Israel refers to the events of 1948 as the war of independence.
"We are stronger. We are holding back on a lot of things," Dayan said. "But we will act like it's an emergency situation.
"The war of independence was not completed, especially from within," he added, referring to Palestinian citizens of Israel - who now make up 20 percent of the country's population.
The comments were made after Tuesday's shooting, which came days after two similar incidents left six people dead and several others wounded.
Three of the four assailants in the attacks, all fatally shot in the aftermath, were Palestinian citizens of Israel.
Settler violence
The string of killings has left many Israelis in fear of further violence, while others, especially on the far-right, have called for a strong reaction from the government.
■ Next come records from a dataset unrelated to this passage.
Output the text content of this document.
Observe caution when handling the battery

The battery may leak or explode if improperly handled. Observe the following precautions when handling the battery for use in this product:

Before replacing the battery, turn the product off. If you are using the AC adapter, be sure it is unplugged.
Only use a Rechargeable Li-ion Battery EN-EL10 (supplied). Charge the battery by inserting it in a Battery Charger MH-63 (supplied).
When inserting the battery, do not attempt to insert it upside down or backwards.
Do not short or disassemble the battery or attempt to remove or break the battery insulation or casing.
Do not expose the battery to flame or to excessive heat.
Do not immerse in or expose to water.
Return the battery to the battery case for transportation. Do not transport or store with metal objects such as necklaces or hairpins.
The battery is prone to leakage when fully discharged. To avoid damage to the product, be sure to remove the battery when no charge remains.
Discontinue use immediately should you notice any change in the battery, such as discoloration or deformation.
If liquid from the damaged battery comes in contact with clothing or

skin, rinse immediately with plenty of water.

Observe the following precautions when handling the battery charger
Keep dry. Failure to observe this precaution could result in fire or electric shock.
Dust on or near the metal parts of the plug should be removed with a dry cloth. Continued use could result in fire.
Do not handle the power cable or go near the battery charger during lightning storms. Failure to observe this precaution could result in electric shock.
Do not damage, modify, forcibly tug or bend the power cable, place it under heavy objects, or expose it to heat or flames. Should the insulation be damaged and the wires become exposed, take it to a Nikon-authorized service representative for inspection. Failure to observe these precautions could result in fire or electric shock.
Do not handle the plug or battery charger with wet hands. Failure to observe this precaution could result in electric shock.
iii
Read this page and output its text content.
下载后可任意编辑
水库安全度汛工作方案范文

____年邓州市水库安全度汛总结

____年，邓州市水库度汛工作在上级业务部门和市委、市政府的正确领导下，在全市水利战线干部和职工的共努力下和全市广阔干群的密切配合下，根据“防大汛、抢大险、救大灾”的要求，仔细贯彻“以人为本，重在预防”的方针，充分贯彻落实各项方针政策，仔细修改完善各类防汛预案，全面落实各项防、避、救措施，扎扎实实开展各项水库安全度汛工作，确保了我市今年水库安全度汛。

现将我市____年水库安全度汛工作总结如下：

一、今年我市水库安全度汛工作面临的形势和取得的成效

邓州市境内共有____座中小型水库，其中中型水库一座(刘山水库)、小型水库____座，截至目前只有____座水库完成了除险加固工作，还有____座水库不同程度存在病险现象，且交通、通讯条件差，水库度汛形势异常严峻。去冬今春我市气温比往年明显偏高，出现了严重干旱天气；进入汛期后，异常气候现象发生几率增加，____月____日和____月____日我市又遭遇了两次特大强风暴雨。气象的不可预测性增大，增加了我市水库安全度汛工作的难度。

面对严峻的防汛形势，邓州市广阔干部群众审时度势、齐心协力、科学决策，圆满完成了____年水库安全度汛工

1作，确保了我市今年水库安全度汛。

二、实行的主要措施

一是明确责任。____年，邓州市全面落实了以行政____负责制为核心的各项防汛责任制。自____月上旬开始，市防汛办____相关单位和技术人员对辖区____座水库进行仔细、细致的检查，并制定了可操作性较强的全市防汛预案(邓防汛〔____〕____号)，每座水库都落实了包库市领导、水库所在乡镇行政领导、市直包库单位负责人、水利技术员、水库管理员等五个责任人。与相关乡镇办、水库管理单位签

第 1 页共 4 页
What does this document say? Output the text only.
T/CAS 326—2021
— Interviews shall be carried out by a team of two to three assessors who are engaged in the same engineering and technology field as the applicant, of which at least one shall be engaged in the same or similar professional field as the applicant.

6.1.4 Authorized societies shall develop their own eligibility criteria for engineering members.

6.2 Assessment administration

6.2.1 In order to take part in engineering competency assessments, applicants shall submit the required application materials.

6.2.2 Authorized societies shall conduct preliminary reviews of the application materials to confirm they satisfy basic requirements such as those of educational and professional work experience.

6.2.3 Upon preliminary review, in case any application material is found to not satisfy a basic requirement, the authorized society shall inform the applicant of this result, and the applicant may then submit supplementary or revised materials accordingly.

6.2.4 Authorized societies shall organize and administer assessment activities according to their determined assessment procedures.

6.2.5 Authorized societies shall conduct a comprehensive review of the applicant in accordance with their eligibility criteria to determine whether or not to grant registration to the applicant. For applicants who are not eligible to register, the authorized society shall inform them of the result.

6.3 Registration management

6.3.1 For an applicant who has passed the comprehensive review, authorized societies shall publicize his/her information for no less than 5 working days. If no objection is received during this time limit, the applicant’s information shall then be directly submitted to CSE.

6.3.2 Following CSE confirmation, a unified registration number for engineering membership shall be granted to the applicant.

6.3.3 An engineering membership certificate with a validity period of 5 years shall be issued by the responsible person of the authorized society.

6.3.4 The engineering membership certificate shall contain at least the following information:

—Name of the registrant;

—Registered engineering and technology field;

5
Meanwhile, incitement and attacks against Palestinian communities have escalated.
Shortly after the attack on Tuesday, scores of Israelis gathered at the scene where they could be heard chanting anti-Palestinian slogans, including "death to Arabs".
Many Palestinian citizens of Israel said they had not left their homes for work on Wednesday in fear of being targeted.
In the occupied West Bank, Israeli settlers - who live in settlements deemed by many global bodies to be illegal under international law - launched several attacks on Palestinians and their property on Tuesday.
In the village of al-Lubban al-Sharqiya, near the city of Nablus in the northern occupied West Bank, settlers cut down around 170 olive trees and damaged villagers' homes and vehicles with rocks, eyewitnesses told MEE.
In the village of Marda, near Salfit in the central West Bank, a group of settlers attacked several vehicles, smashing their windows and damaging their wheels, before fleeing.
Other attacks were recorded in Al-Tur and Silwan in occupied East Jerusalem and Hebron.
Guns sales 'doubled' in weeks
In the wake of the attacks, police announced they had raised alert levels to the highest since May last year.
Violence spiked last Ramadan, when Israel tried to expel Palestinian families from Sheikh Jarrah, a neighbourhood in occupied East Jerusalem, to make way for Israeli settlers.
This prompted widespread protests across the occupied West Bank and the Palestinian community inside Israel, and rockets were fired from armed groups in Gaza, triggering Israel's large-scale military operation on the besieged strip.
The Israeli army on Wednesday said an additional 12 battalions had been deployed along the fence separating Israel from the West Bank and a further two battalions deployed along the Gaza Strip.
The office of Israeli Defence Minister Benny Gantz said 1,000 trained soldiers were also to be sent to assist Israeli police in "internal security operations".
Troops will assist in gathering intelligence, and guiding security operations against Palestinians who may be in Israel without a permit.
Meanwhile, requests for arms purchases by Israeli citizens have been on the rise, according to the Walla news website.
According to data from the ministry of public security, requests increased three and a half times from the same period last year, Walla reported.
More than a thousand gun purchase applications have been submitted since the beginning of March, and the number of applications has doubled in the past two weeks.